Cet homme qui doit son sobriquet de « Terminator » aux nom­breux actes d’atteinte aux droits de l’homme, estime que le processus électoral qu’a connu dernièrement le Congo n’est pas suffisant. il faut, estime-t-il changer les choses par un recours aux armes. Il s’engage à mener cette nouvelle guerre. Il pro­met de n’arriver dans ce pays que pour prendre le pouvoir. En termes clairs, on ne doit pas attendre Honoré Ngbanda venir s’impliquer dans le processus démo­cratique. Car, les élections lui font peur.

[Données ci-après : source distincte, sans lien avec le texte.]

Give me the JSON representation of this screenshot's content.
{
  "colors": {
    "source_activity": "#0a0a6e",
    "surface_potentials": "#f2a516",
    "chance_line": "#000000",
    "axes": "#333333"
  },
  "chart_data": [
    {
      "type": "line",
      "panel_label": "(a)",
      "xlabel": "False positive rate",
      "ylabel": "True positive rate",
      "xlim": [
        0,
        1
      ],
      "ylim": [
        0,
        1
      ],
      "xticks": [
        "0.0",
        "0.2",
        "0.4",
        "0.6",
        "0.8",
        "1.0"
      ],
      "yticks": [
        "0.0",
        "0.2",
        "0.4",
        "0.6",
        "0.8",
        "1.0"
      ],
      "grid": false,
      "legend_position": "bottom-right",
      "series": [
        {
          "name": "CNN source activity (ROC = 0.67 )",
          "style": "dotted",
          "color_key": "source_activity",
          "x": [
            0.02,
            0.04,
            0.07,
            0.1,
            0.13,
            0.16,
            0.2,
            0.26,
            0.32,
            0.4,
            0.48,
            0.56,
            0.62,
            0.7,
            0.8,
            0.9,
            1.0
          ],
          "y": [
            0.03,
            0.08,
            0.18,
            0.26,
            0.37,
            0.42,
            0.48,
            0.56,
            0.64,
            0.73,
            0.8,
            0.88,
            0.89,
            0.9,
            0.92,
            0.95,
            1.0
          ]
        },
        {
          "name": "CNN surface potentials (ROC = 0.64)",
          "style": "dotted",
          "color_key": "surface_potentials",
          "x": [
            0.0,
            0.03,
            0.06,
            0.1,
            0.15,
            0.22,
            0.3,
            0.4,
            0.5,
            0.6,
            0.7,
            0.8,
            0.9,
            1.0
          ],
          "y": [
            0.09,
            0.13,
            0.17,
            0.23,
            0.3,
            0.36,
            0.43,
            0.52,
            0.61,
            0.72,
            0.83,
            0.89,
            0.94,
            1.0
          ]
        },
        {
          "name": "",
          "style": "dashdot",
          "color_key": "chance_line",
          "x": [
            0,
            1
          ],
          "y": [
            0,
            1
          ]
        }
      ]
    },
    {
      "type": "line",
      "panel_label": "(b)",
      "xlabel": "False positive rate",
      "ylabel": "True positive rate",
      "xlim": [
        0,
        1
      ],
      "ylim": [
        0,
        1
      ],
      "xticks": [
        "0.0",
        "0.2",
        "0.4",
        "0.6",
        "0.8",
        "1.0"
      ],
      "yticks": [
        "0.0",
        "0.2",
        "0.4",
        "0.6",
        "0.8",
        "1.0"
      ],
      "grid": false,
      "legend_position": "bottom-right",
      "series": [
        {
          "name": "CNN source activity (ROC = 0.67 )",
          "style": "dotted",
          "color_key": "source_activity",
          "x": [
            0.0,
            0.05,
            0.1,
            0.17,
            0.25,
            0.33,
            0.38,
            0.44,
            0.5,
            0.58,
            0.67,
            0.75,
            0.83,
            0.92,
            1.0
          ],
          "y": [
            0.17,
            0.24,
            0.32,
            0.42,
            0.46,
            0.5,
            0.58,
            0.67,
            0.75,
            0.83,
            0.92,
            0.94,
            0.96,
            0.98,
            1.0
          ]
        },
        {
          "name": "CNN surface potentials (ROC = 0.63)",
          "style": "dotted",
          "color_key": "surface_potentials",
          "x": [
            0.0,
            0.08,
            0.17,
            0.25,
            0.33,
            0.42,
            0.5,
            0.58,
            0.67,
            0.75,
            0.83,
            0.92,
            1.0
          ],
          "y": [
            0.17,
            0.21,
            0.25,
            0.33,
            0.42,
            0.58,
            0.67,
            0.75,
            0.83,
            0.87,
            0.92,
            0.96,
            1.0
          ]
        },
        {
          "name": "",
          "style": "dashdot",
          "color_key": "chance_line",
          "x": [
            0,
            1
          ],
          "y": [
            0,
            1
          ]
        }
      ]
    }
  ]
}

La question que plus d’un se posent, est de sa­voir avec qui et quels moyens, l’ancien conseiller spécial de Mobutu sera-t-il capable de mener et de réussir cette guerre ? A la question de savoir ce qu’il aura comme arrière base pour sa guerre, il compte sur le changement d’attitu­des sur le continent et dans le monde. Au niveau natio­nal comme à l’extérieur du pays, Honoré Ngbanda s’engage dans une diploma­tie de sape. Comme il est certain de ne pas être écouté, notamment à cause , de son passé, Honoré Ngbanda entend faire par­ler des faits. C’est ainsi que fonctionne déjà la stratégie de grossissement et de dé­formation systématique des faits et gestes dans le pays. Compte tenu de la gravité des déclarations qu’il a fai­te, Honoré Ngbanda vou­drait donner l’impression qu’au niveau du pays, il n’a pas d’alliés ni de suppôts.

Cependant, force est de constater que Honoré Ngbanda s’appuie sur tou­tes les actions de l’UN et sur les accusations de cette plate-forme pour mener sa diplomatie de sape. Hier c’était La cause de Me Thérèse Landu, arrêtée dans le cadre des événements de l’incendie de la Cour suprême de justice. Il pré­sente cette arrestation comme la preuve que le ré­gime de Kinshasa n’est pas démocratique. Il a exploité également les accusations sans preuves de fraude électorale et la corruption devenue le refrain quoti­dien de l’UN et particulière­ment du Mlc. Aujourd’hui, il a fait sien les événements du Bas-Congo. Connais­sant l’homme et partant de l’exploitation qu’il fait de ces événements, on peut dou­ter qu’il s’agisse là des faits du hasard.

Battre le fer quand il est encore chaud

Le gouvernement congolais doit prendre cela comme un signal très fort. Honoré Ngbanda est capa­ble de multiplier au pays ce genre d’évènements qui lui permettront d’avoir des ar­guments contre le régime issu des urnes. Il est temps que l’autorité congolaise se comporte en chat échaudé, au point de craindre l’eau froide. Car, on avait vu un J.p Bemba, parti du pays sans même un petit groupe de scouts, revenir au pays à la tête d’une prétendue armée de libération. Il en est de même de Z’Ahidi Ngoma et ses amis du Rcd, parti du pays pour des soins en France, il s’est retrouvé à la tête d’un mouvement re­belle. Le changement des circonstances n’a pas fait de tous les voisins du Congo des amis. Il faut, dans le cadre de la paix voulue comme toile de fond de la refondation du Congo, qu’on mette sur la ta­ble le problème de Honoré avec le pays qui l’héberge. La recréation doit se terminer de ce côté.